If the pain occurs or gets worse in certain positions – known as a directional preference – then it’s likely to be a problem of body mechanics, something that needs to be moved back into place.
McKenzie Method Exercises
That’s where McKenzie Method exercises often can help. Research shows that for the right patients they relieve back pain better than more generalized exercise.
“If we can figure out how it acts, then we can use the opposite forces to put the joint or soft tissue back into place,” Prewett says. “So, I say, ‘I want you to go home. I want you to back bend until you start to feel strain or pain to squeeze on that tissue.’”
The exercises themselves may hurt, but they should get more comfortable, sometimes in the first session, he says. “We have to explain to the patient, don’t be afraid of this pain. We’re attacking the tissue to push it back in place.”
Gero specializes in helping people who have become more and more restricted by pain. Some of them are taking large doses of opioids.
“Most people will tell you they’re coming in with 10 out of 10 pain and they took their opiate medication an hour ago,” she says. “So it’s not even doing anything to the pain.”
Dealing With Pain Processing Disorders
Pain is the body’s warning system for danger. But the process that produces pain is complex. It includes the brain, the nervous system, and the emotions. When things go wrong in this process, pain can persist even after the original injury is healed.
“Really it’s a pain processing disorder,” Gero says. “That’s the subset of patients that I specialize in.”
Though exercise is crucial, Gero’s patients have barriers to taking advantage of that approach. They may be depressed, have poor social support – and may be afraid to move because of pain.
The approach Gero favors for complex pain that has not responded to other types of treatment may include very gentle graded exercise, relaxation techniques, mind-body therapies, education and empowerment. She often refers people to programs such as meditation and cognitive behavioral therapy.

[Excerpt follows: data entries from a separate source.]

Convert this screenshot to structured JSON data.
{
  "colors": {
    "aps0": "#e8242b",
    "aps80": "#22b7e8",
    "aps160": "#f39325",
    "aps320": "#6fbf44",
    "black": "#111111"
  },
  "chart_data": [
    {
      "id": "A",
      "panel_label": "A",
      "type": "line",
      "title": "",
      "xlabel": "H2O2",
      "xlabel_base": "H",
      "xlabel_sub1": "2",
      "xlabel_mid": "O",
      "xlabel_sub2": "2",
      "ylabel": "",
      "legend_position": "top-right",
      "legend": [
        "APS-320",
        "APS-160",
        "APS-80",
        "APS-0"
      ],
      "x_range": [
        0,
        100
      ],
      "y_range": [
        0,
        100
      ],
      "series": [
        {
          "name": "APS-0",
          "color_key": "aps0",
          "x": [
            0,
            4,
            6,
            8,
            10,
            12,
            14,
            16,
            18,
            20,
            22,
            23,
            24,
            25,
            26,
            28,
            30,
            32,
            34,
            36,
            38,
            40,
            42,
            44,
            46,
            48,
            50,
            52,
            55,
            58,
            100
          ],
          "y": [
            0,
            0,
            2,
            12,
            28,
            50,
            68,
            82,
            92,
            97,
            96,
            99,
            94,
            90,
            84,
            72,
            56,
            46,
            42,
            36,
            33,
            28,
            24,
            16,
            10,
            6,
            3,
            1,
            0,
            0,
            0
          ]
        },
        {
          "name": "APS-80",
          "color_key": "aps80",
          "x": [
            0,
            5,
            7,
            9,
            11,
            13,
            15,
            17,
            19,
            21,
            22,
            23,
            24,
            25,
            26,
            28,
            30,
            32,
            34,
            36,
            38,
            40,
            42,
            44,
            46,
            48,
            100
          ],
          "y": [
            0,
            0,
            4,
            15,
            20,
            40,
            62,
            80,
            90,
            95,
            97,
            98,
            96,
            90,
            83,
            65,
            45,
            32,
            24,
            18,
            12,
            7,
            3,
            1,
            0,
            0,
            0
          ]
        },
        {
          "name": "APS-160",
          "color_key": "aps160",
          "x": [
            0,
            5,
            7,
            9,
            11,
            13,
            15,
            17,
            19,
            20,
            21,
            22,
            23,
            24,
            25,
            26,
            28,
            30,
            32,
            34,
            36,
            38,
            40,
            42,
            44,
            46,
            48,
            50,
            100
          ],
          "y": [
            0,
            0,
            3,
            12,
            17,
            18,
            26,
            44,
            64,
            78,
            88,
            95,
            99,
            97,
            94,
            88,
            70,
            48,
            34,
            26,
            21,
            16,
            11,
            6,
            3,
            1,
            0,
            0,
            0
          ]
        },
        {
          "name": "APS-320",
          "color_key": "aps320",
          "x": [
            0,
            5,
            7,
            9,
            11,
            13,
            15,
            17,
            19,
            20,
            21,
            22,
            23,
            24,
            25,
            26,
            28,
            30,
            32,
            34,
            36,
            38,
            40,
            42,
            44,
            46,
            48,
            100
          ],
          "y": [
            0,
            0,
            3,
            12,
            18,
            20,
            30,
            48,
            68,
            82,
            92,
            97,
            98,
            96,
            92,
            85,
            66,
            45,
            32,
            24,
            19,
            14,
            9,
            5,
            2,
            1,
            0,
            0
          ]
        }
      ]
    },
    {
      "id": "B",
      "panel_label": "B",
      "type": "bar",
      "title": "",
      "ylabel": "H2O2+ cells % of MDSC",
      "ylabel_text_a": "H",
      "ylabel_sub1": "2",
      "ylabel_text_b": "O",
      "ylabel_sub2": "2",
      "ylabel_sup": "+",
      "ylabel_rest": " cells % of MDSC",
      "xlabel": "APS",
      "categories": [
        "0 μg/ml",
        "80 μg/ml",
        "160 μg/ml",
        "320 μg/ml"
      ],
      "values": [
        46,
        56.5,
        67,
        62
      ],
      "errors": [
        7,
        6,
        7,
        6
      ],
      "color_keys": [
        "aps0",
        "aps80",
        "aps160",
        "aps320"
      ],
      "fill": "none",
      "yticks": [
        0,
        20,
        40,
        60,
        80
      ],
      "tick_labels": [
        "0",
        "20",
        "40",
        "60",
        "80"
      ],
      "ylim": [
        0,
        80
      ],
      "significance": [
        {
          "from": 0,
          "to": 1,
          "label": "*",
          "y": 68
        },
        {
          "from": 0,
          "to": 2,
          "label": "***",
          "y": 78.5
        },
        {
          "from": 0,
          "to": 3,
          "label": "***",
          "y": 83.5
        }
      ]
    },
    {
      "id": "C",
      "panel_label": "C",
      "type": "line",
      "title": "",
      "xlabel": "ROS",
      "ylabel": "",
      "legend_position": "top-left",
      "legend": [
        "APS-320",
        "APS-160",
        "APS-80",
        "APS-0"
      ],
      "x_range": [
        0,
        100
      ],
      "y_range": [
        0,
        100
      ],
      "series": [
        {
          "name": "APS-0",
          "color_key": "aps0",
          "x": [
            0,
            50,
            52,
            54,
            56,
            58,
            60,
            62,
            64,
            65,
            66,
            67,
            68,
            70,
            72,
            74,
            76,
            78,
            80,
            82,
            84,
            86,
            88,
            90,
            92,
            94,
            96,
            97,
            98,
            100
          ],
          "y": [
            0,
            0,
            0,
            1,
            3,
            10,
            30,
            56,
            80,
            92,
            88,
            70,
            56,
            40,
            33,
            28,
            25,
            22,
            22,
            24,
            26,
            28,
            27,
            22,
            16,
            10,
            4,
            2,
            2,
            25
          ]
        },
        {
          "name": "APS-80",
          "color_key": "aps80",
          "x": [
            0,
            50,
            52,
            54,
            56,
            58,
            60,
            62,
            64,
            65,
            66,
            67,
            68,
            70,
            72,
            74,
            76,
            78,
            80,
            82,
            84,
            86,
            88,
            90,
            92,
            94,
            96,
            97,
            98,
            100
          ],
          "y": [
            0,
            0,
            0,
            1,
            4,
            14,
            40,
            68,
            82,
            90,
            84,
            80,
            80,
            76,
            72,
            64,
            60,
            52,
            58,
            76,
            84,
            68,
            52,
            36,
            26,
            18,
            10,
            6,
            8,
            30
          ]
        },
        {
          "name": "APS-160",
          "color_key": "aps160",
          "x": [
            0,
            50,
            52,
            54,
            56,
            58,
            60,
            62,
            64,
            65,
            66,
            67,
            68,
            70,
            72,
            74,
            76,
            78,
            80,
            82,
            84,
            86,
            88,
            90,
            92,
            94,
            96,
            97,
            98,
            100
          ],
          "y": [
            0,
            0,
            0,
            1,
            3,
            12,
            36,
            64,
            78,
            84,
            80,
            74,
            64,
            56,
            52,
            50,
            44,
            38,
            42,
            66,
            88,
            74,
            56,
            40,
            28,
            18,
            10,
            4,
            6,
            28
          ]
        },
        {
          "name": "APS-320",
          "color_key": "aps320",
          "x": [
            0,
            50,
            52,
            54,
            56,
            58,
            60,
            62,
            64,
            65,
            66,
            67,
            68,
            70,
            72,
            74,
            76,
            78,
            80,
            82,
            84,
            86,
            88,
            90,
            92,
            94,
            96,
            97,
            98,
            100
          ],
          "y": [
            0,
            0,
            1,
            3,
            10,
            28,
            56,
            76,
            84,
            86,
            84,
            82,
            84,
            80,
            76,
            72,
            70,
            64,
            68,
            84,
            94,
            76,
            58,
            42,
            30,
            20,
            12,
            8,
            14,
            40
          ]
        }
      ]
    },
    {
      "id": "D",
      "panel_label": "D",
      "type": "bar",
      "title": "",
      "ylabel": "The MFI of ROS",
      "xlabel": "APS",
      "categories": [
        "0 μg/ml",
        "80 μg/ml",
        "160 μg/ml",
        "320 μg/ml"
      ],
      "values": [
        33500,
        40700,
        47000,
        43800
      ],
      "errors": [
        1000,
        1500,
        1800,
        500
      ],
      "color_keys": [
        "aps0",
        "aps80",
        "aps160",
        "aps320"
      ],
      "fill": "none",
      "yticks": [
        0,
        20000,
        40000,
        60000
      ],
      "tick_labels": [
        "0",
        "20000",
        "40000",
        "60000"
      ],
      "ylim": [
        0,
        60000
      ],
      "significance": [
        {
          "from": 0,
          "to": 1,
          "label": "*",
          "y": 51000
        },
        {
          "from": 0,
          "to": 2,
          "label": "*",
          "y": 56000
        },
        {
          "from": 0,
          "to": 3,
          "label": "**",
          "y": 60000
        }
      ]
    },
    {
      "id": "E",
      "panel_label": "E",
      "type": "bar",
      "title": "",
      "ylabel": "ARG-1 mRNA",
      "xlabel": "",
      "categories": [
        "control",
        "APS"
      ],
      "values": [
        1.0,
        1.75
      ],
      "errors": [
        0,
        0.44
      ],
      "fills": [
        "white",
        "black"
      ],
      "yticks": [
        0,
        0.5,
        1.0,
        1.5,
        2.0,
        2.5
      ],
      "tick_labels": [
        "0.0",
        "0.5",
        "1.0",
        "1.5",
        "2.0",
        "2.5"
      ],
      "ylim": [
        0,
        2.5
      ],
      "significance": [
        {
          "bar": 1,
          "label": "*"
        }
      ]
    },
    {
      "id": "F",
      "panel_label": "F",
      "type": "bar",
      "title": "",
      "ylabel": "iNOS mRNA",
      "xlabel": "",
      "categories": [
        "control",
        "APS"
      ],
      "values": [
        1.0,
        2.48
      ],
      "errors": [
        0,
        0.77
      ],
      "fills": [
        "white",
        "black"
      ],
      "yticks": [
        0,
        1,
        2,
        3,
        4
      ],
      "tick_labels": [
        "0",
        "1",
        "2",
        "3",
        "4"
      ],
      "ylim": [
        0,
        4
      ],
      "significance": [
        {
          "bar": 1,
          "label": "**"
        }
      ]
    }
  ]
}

“Our approach to physical therapy includes helping people to understand what pain is, what types of things affect it, so that you can be empowered to have more control,” Gero says.
“We account for people’s fear or extreme sensitivity to movement,” she says. “So we might begin by just having them imagine movement and then gradually progressing to very small, gentle movements.”
Over time, people progress to exercise that can build strength and vitality. “The effect of that is better movement, less distress, and better quality of life,” Gero says. “We don’t necessarily focus on eliminating the pain, but it does often diminish.”